Scientists in Spain have assessed the potential of power purchase agreements in ensuring the development of green hydrogen projects powered by utility-scale photovoltaics. They presented an operational multi-state modeling of electrolyzers and showed how solar plants under PPAs could significantly increase their rate of return.
Scientists at the University of Zaragoza in Spain have developed a techno-economic model to assess the technical and economic viability of green hydrogen production via electrolyzers powered by photovoltaic plants operating under power purchase agreements.
The group described the proposed system configuration in “Techno-economic model and feasibility assessment of green hydrogen projects based on electrolysis supplied by photovoltaic PPAs,” which was recently published in the International Journal of Hydrogen Energy. They said that a grid-connected PV plant could sell power to the facility’s wholesale electricity market, with the hydrogen buying electricity at the hourly prices marked by the pool.
“Following this, the differences in price will be resolved (normally every month) between the agents to maintain the agreed price of the PPA (PPPA),” the researchers said. “This is done so that for every hour, every entity will need to issue or receive a payment to the other, which maintains the PPPA value. In particular, for the case of a financial PPA ‘as produced,’ the consumer will be obliged to purchase an agreed percentage, or all energy produced in the renewable energy plant at the fixed price PPPA to the producer with hourly matching.”
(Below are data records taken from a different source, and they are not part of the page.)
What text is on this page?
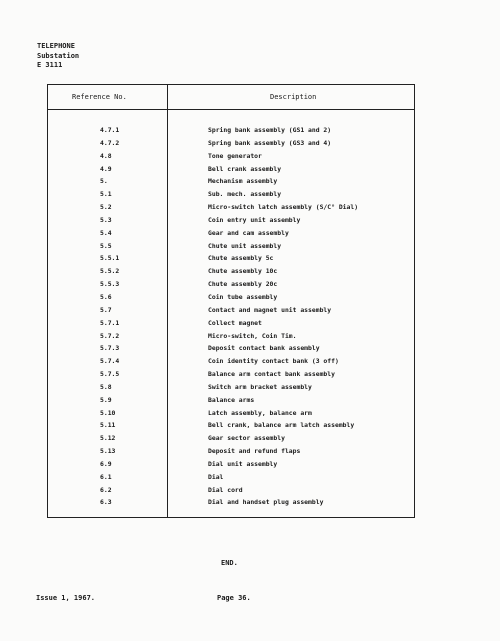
TELEPHONE
Substation
E 3111
Reference No.	Description
4.7.1	Spring bank assembly (GS1 and 2)
4.7.2	Spring bank assembly (GS3 and 4)
4.8	Tone generator
4.9	Bell crank assembly
5.	Mechanism assembly
5.1	Sub. mech. assembly
5.2	Micro-switch latch assembly (S/C° Dial)
5.3	Coin entry unit assembly
5.4	Gear and cam assembly
5.5	Chute unit assembly
5.5.1	Chute assembly 5c
5.5.2	Chute assembly 10c
5.5.3	Chute assembly 20c
5.6	Coin tube assembly
5.7	Contact and magnet unit assembly
5.7.1	Collect magnet
5.7.2	Micro-switch, Coin Tim.
5.7.3	Deposit contact bank assembly
5.7.4	Coin identity contact bank (3 off)
5.7.5	Balance arm contact bank assembly
5.8	Switch arm bracket assembly
5.9	Balance arms
5.10	Latch assembly, balance arm
5.11	Bell crank, balance arm latch assembly
5.12	Gear sector assembly
5.13	Deposit and refund flaps
6.9	Dial unit assembly
6.1	Dial
6.2	Dial cord
6.3	Dial and handset plug assembly
END.
Issue 1, 1967.	Page 36.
The modeling considers a financial “as produced” PPA with a “take or pay” clause. It shows that there are moments when the electricity volume purchased from a PPA can exceed the demand from an electrolysis plant, with the operator of the electrolyzer selling excess power to the spot market or other consumers. It also considers funding structures, project stakeholders, and sources of capex and opex. The hydrogen plant is assumed to be based on alkaline technology and is equipped with compression and storage equipment.
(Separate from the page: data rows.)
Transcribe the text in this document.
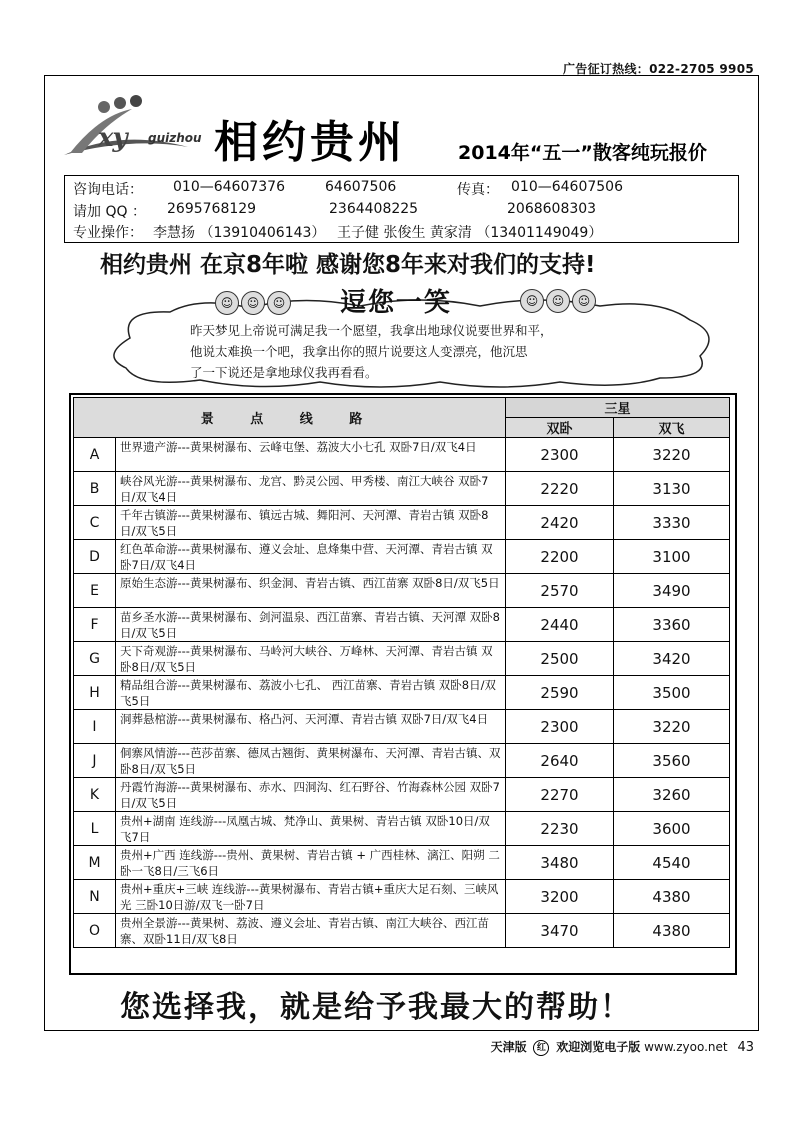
广告征订热线：022-2705 9905
xy guizhou 相约贵州	2014年“五一”散客纯玩报价
咨询电话： 010—64607376	64607506	传真： 010—64607506
请加 QQ ： 2695768129	2364408225	2068608303
专业操作： 李慧扬 （13910406143） 王子健 张俊生 黄家清 （13401149049）
相约贵州 在京8年啦 感谢您8年来对我们的支持!
☺	☺	☺	☺	☺	☺
逗您一笑
昨天梦见上帝说可满足我一个愿望，我拿出地球仪说要世界和平，
他说太难换一个吧，我拿出你的照片说要这人变漂亮，他沉思
了一下说还是拿地球仪我再看看。
景 点 线 路		三星	
		双卧	双飞
A	世界遗产游---黄果树瀑布、云峰屯堡、荔波大小七孔 双卧7日/双飞4日	2300	3220
B	峡谷风光游---黄果树瀑布、龙宫、黔灵公园、甲秀楼、南江大峡谷 双卧7日/双飞4日	2220	3130
C	千年古镇游---黄果树瀑布、镇远古城、舞阳河、天河潭、青岩古镇 双卧8日/双飞5日	2420	3330
D	红色革命游---黄果树瀑布、遵义会址、息烽集中营、天河潭、青岩古镇 双卧7日/双飞4日	2200	3100
E	原始生态游---黄果树瀑布、织金洞、青岩古镇、西江苗寨 双卧8日/双飞5日	2570	3490
F	苗乡圣水游---黄果树瀑布、剑河温泉、西江苗寨、青岩古镇、天河潭 双卧8日/双飞5日	2440	3360
G	天下奇观游---黄果树瀑布、马岭河大峡谷、万峰林、天河潭、青岩古镇 双卧8日/双飞5日	2500	3420
H	精品组合游---黄果树瀑布、荔波小七孔、 西江苗寨、青岩古镇 双卧8日/双飞5日	2590	3500
I	洞葬悬棺游---黄果树瀑布、格凸河、天河潭、青岩古镇 双卧7日/双飞4日	2300	3220
J	侗寨风情游---芭莎苗寨、德凤古翘街、黄果树瀑布、天河潭、青岩古镇、双卧8日/双飞5日	2640	3560
K	丹霞竹海游---黄果树瀑布、赤水、四洞沟、红石野谷、竹海森林公园 双卧7日/双飞5日	2270	3260
L	贵州+湖南 连线游---凤凰古城、梵净山、黄果树、青岩古镇 双卧10日/双飞7日	2230	3600
M	贵州+广西 连线游---贵州、黄果树、青岩古镇 + 广西桂林、漓江、阳朔 二卧一飞8日/三飞6日	3480	4540
N	贵州+重庆+三峡 连线游---黄果树瀑布、青岩古镇+重庆大足石刻、三峡风光 三卧10日游/双飞一卧7日	3200	4380
O	贵州全景游---黄果树、荔波、遵义会址、青岩古镇、南江大峡谷、西江苗寨、双卧11日/双飞8日	3470	4380
您选择我，就是给予我最大的帮助！
天津版 红 欢迎浏览电子版 www.zyoo.net 43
In order to validate its model, the group investigated a case study of a 10 MW solar plant in Spain supplying power to a green hydrogen plant under a 20-year PPA at a price of €0.035 ($0.037)/kWh. The electrolyzer is assumed to a nominal power of 5 MW and an overall system efficiency of 50 kWh/kg. It is also expected to sell 600 tons of hydrogen per year at a price of €6/kg.
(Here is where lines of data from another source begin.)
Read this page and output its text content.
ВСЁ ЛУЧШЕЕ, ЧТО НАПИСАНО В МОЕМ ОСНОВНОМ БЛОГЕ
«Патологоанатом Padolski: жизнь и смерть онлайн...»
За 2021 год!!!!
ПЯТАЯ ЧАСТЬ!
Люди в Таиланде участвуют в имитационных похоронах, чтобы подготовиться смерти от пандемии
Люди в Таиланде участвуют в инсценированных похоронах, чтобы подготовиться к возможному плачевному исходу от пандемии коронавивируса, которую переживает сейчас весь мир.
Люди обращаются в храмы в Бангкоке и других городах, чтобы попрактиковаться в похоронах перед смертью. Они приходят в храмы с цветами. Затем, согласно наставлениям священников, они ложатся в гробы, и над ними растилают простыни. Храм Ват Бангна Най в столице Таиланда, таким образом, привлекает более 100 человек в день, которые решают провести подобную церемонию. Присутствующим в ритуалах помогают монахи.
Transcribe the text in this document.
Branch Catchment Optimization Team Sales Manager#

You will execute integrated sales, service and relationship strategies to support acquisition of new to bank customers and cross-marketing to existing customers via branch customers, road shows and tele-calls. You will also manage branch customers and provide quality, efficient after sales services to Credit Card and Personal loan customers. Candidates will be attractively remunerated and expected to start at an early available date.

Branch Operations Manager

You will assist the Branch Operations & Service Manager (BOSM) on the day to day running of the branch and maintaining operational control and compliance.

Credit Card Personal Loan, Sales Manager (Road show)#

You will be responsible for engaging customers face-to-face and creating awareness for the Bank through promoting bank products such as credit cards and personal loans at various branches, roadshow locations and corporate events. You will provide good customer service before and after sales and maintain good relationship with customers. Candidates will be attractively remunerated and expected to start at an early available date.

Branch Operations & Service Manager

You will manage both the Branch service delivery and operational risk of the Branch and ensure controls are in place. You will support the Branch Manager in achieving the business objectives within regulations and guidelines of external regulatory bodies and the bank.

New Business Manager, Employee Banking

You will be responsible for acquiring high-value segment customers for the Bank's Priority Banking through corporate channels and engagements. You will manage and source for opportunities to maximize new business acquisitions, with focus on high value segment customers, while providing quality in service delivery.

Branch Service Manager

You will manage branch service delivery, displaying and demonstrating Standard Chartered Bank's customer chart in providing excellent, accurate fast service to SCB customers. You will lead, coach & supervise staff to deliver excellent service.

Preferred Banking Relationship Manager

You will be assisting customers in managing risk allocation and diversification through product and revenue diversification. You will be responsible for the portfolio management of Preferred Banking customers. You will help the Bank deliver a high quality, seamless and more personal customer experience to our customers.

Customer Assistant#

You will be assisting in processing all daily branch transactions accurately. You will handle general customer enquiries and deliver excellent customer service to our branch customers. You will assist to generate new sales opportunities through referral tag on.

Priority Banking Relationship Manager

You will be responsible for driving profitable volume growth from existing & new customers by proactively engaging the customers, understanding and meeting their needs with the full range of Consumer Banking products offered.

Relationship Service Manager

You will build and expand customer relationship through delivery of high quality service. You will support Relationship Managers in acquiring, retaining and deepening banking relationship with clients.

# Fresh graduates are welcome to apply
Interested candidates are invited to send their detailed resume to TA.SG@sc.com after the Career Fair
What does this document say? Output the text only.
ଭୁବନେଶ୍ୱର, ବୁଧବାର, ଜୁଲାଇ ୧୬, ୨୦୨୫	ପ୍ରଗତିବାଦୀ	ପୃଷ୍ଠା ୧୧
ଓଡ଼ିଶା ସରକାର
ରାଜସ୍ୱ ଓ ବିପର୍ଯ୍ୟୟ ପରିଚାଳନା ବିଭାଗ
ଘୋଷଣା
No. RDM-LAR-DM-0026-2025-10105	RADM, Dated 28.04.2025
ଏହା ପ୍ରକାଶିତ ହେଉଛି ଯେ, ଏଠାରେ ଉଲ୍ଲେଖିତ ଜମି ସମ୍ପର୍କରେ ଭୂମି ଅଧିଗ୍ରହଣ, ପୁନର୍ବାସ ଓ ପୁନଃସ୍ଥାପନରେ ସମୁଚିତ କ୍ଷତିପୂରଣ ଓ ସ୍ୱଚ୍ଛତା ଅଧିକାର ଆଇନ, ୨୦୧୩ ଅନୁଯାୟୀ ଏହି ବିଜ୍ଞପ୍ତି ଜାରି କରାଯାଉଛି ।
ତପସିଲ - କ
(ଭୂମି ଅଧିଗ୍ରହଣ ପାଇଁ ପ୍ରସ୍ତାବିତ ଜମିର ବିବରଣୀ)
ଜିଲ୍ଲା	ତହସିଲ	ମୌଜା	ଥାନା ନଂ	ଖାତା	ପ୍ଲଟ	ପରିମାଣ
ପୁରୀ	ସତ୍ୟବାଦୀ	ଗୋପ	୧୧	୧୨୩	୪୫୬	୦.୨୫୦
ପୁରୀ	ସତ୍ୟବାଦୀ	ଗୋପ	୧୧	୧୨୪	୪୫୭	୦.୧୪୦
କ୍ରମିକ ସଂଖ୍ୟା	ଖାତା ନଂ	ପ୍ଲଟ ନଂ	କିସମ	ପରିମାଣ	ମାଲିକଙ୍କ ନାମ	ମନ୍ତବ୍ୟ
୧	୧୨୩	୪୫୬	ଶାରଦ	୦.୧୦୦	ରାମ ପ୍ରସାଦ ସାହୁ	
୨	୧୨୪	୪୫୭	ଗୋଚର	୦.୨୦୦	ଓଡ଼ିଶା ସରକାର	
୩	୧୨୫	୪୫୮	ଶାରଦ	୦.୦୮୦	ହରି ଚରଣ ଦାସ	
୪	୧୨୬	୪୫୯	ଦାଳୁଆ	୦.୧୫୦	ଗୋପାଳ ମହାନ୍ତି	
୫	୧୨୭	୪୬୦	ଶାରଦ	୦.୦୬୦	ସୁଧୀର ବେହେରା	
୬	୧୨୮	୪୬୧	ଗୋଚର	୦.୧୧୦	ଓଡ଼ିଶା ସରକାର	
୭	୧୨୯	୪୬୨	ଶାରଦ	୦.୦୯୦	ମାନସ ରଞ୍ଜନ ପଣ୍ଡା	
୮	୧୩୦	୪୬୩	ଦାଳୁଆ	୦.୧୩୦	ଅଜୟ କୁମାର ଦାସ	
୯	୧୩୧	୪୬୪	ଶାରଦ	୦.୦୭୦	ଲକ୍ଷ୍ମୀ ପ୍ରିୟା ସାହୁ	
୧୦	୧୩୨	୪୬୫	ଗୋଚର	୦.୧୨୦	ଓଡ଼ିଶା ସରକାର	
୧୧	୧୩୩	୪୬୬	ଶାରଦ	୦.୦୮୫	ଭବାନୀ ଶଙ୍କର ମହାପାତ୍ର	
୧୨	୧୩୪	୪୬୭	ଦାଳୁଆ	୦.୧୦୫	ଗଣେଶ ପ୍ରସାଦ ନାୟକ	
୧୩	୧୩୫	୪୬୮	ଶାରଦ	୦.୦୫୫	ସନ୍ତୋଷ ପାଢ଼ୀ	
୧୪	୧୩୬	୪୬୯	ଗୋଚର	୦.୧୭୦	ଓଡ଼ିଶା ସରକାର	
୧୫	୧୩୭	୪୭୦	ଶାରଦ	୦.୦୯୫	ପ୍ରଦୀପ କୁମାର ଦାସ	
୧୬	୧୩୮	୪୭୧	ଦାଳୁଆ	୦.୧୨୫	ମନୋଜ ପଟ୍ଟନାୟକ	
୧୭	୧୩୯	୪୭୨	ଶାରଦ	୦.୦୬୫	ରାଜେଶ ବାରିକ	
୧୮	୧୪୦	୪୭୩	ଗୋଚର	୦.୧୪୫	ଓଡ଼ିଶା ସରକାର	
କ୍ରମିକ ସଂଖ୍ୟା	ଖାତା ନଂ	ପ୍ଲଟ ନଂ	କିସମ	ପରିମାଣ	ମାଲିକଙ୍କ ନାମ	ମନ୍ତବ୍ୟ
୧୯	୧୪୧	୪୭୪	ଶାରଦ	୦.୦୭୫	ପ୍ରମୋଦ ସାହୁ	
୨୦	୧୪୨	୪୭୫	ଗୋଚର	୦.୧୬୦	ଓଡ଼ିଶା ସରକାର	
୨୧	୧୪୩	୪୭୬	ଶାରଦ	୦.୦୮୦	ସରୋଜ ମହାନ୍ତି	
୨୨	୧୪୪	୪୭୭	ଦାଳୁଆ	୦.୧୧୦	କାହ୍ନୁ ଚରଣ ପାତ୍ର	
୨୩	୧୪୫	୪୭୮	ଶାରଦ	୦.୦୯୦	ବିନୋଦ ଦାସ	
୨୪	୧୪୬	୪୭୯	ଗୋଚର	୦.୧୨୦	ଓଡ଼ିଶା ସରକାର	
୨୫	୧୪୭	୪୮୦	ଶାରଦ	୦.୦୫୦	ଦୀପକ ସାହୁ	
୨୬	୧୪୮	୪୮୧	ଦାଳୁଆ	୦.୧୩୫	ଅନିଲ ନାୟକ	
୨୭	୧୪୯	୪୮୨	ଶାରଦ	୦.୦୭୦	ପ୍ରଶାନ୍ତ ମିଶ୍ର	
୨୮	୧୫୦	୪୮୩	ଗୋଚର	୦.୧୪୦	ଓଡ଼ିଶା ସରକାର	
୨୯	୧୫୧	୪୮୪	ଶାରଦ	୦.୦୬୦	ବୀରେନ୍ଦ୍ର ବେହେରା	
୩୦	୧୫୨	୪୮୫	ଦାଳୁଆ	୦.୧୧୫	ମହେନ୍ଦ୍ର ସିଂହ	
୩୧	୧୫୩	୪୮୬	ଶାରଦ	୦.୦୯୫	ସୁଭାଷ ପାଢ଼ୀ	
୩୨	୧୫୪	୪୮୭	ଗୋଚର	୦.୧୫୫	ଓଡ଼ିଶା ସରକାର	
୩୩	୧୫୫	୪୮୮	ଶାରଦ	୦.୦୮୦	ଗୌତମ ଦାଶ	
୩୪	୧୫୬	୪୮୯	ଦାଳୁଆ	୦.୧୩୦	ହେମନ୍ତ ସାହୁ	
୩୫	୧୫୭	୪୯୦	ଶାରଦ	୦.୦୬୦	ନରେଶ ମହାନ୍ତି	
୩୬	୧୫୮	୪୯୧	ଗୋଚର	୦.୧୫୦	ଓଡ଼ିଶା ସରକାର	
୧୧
“In order to maintain the electrolysis consumption required to produce the demanded hydrogen amount within the 72-hour time window, the consumption from PV power is prioritized while additional electricity is imported from the grid in moments when the wholesale market prices are low,” the scientists said.
The academics concluded that a reliance on PPAs raises the return rate of a solar-powered green hydrogen project. They added that increasing or even doubling the size of the electrolyzer is a key move to achieve this goal.
“Another important aspect is the negotiation of the PPA price, which is typically lower for ‘as produced’ contracts,” they explained. “For a project similar to the case study in this paper, a €5/MWh difference in the agreed PPA price may mean up to €0.13/kg.”
They said access to exemptions in network access tariffs and public funding in the form of grants to the capex could help make such a business model being viable in the future.
“The results show that PPAs are an enabling mechanism for sustaining green hydrogen projects,” they said.